The incident happened at 1.45am on Thursday (4 August) after a fire started in a skip inside the facility on Bolton Road, Manvers in Rotherham. Operations have continued at the site, despite the blaze.

Local newspaper reports had described the blaze as ‘huge’ but Shanks has sought to assert that this was not the case.
A Shanks’ spokeswoman said: “We can confirm that there was a small fire in which nobody was injured in a load of HWRC waste located in the quarantine area of our BDR facility in Manvers. As the fire was dealt with quickly there was no material damage to the building and the facility was fully operational that day.”
Fire
The fire was brought partially under control by workers at the facility and the fire service was called in line with the company’s procedures the spokeswoman told letsrecycle.com.

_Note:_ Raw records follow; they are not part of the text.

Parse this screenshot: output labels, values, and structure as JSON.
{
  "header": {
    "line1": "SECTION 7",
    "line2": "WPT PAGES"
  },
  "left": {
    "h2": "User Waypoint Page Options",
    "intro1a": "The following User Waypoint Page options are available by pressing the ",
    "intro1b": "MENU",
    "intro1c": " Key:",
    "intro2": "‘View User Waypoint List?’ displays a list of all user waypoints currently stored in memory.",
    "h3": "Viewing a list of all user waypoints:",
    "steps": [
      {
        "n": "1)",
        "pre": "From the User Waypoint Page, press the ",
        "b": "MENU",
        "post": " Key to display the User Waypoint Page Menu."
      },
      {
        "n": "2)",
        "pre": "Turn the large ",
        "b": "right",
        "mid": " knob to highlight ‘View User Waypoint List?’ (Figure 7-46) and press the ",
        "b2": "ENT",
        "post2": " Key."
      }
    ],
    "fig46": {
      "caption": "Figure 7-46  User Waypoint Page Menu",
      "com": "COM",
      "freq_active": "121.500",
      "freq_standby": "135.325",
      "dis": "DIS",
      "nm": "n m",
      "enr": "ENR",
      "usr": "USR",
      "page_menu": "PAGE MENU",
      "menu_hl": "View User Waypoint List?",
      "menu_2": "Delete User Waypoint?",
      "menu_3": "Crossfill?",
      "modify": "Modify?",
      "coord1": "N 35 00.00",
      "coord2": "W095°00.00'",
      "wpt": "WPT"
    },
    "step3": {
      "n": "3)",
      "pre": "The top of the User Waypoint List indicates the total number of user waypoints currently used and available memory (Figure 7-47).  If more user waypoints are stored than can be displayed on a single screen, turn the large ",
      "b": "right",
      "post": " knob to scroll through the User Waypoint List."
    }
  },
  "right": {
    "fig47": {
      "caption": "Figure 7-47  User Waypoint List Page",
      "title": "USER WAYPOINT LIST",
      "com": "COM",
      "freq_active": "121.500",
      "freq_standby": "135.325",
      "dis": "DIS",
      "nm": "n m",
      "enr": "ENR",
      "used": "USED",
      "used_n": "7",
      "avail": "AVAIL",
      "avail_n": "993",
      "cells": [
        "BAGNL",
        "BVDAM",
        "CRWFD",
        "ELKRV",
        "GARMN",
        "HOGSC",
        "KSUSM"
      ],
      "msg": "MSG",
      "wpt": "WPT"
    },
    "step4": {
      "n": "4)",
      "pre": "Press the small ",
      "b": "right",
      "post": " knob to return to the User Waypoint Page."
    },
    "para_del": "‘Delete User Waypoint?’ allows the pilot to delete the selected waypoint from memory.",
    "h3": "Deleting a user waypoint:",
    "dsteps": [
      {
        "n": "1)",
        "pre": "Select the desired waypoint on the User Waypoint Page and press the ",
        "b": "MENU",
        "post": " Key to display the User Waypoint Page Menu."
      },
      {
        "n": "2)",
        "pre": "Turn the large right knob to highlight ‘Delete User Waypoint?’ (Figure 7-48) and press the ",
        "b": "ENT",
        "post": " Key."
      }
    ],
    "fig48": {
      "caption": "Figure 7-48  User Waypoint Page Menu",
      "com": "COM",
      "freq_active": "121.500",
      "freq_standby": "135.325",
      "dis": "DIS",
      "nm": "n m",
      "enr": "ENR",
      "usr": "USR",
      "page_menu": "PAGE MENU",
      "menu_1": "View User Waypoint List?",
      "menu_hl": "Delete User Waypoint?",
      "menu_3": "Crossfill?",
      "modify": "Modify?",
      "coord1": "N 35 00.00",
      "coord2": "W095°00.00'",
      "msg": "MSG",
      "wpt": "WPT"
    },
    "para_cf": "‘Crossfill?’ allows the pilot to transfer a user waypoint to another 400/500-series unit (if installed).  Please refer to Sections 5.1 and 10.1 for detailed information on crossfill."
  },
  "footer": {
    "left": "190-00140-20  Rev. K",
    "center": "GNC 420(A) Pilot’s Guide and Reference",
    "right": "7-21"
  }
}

A South Yorkshire Fire and Rescue Service spokesman said the fire was “accidental” and was put out within three hours.
He said: “Three fire engines attended the incident. The fire was started in a skip. We used heavy machinery to break up the waste as well three hose reels to put out the flames. We were at the scene for two or three hours and investigators have found the fire was started accidentally.”

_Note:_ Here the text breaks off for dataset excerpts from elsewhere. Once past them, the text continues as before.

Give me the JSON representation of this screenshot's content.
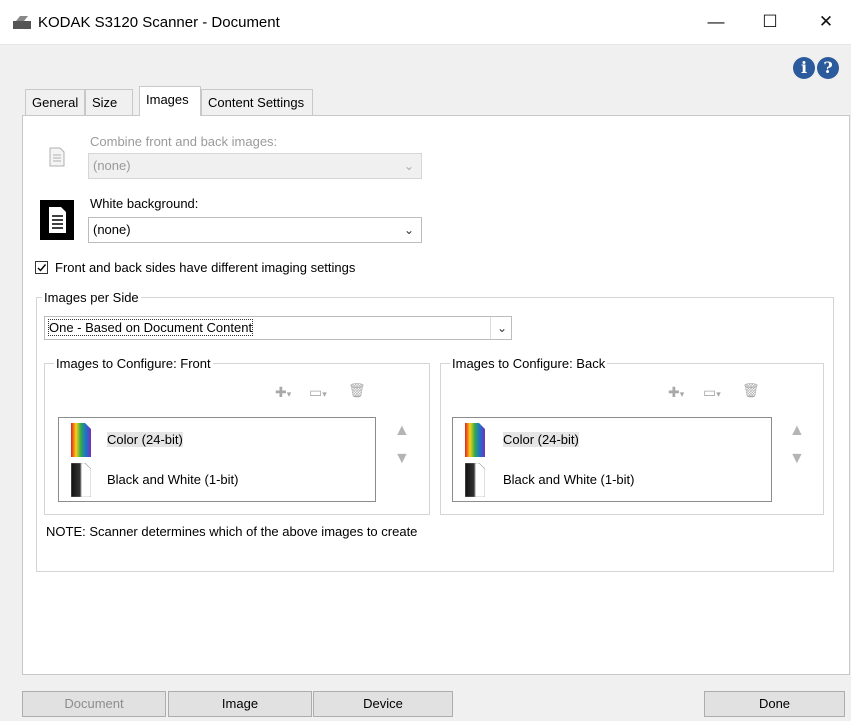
{
  "window": {
    "title": "KODAK S3120 Scanner - Document",
    "minimize": "—",
    "maximize": "☐",
    "close": "✕"
  },
  "help": {
    "info": "i",
    "help": "?"
  },
  "tabs": [
    {
      "label": "General"
    },
    {
      "label": "Size"
    },
    {
      "label": "Images"
    },
    {
      "label": "Content Settings"
    }
  ],
  "combine": {
    "label": "Combine front and back images:",
    "value": "(none)"
  },
  "white_background": {
    "label": "White background:",
    "value": "(none)"
  },
  "different_settings": {
    "label": "Front and back sides have different imaging settings",
    "checked": true
  },
  "images_per_side": {
    "title": "Images per Side",
    "value": "One - Based on Document Content"
  },
  "front": {
    "title": "Images to Configure: Front",
    "items": [
      {
        "label": "Color (24-bit)",
        "icon": "color-image-icon"
      },
      {
        "label": "Black and White (1-bit)",
        "icon": "bw-image-icon"
      }
    ]
  },
  "back": {
    "title": "Images to Configure: Back",
    "items": [
      {
        "label": "Color (24-bit)",
        "icon": "color-image-icon"
      },
      {
        "label": "Black and White (1-bit)",
        "icon": "bw-image-icon"
      }
    ]
  },
  "note": "NOTE: Scanner determines which of the above images to create",
  "bottom": {
    "document": "Document",
    "image": "Image",
    "device": "Device",
    "done": "Done"
  }
}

The Manvers facility was developed last year in partnership with Scottish and Southern Energy (SSE), it treats residual waste collected from 340,000 households across Barnsley Doncaster and Rotherham for 25 years.
Built
The plant was built as part of a £750 million PFI contract signed between the joint venture and the three South Yorkshire councils in 2012 (see letsrecycle.com story). The Barnsley, Doncaster and Rotherham (BDR) partnership secured £77.4m of funding from central government towards the cost of the new waste facilities.

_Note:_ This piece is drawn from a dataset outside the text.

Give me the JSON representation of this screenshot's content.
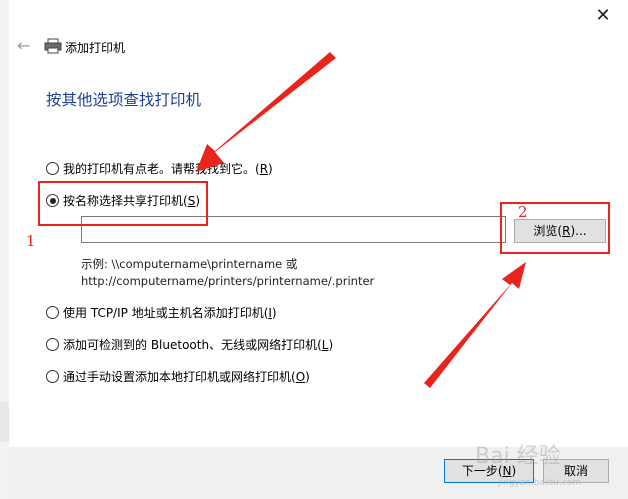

Shanks operates mechanical biological treatment and anaerobic digestion facilities at the Bolton Road site – converting residual waste element into refuse-derived fuel (RDF). Shanks accepted its first waste load at the facility in February 2015.
The majority of the RDF produced at the plant is used to generate electricity at Multifuel Energy Limited’s £300 million multi-fuel plant in Ferrybridge, West Yorkshire – a joint venture between SSE and Wheelabrator Technologies (See letsrecycle.com story).